Ma il summit di ieri non si è fermato alla Cina. Una linea più dura è stata avanzata per la Russia, individuata come un «pericolo per la sicurezza euroatlantica». «La Russia», si legge nel comunicato, «continua a usare una retorica nucleare aggressiva e irresponsabile». In particolare, i dossier più problematici nei rapporti tra Nato e Mosca si sono rivelati quello ucraino e quello bielorusso. L’Alleanza ha ribadito di sostenere l’integrità territoriale dell’Ucraina e ha condannato il recente ammassamento di truppe russe al confine orientale del Paese. Stoltenberg ha inoltre dichiarato che Mosca non abbia il diritto di porre veti su un eventuale ingresso di Kiev nella Nato. Non sono comunque mancati dei malumori da parte ucraina. Sebbene venerdì il Pentagono avesse annunciato 150 milioni di dollari in assistenza militare a Kiev, il presidente ucraino, Volodymyr Zelensky, ha mostrato ieri irritazione a causa dell’incontro tra Joe Biden e Vladimir Putin, previsto per domani.

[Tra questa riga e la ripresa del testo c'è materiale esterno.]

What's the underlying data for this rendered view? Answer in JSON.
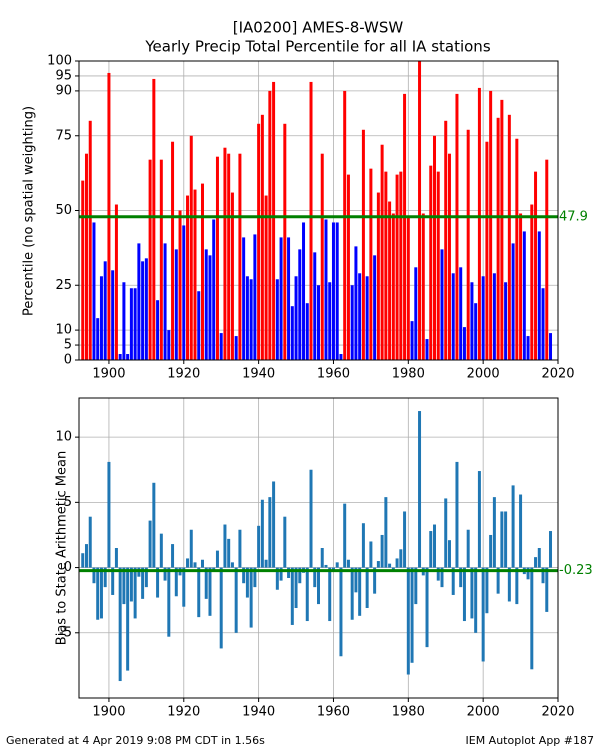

Il comunicato della Nato si è poi rivelato significativamente severo nei confronti della Bielorussia. «Le politiche e le azioni della Bielorussia», si legge nel documento, «hanno implicazioni per la stabilità regionale e hanno violato i principi alla base del nostro partenariato. La Nato rimarrà vigile e monitorerà le implicazioni per la sicurezza dell’Alleanza». In particolare, a finire nel mirino è stato il dirottamento aereo dello scorso maggio, che ha portato all’arresto del dissidente Roman Protasevich. Un dossier, quello bielorusso, che evidenzia, una volta di più, le forti divisioni che intercorrono tra la Nato e la Russia: Minsk è infatti saldamente collocata all’interno della sfera d’influenza di Mosca e Putin non ha al momento intenzione di abbandonare Aleksandr Lukashenko.
Insomma, Biden si avvia al faccia a faccia con il capo del Cremlino in una situazione tesa. Non è quindi chiaro che cosa attendersi. Il vertice potrebbe risolversi in un nulla di fatto oppure aprire qualche spazio di cooperazione. Sotto questo aspetto, si può ritenere che Washington stia cercando la sponda di Mosca in riferimento al delicato e spinoso dossier del processo di pace in Afghanistan. E proprio di Afghanistan si parlato ieri al summit Nato: i partecipanti hanno infatti discusso del ritiro definitivo delle truppe americane e dello stesso processo di pace. Non solo: si è anche concordato uno stanziamento di fondi per far sì che l’aeroporto internazionale di Kabul continui a funzionare. L’Afghanistan è insomma uno di quei fronti su cui Biden e Putin potrebbero trovare un’intesa, nonostante l’elevata presenza di attori in gioco (dalla Turchia alla stessa Cina) renda la situazione piuttosto nebulosa (ieri Biden ed Erdogan hanno avuto un colloquio definito «ottimo», ma di cui non sono stati forniti dettagli). Più in generale, bisognerà capire se il presidente americano cercherà di trovare dei punti di contatto con Putin per tentare di sganciare Mosca da Pechino. Un’ipotesi che resta sul tavolo, ma che, come abbiamo visto, si scontra con numerosi dossier divisivi. E che potrebbe costare caro allo stesso Biden in termini di politica interna.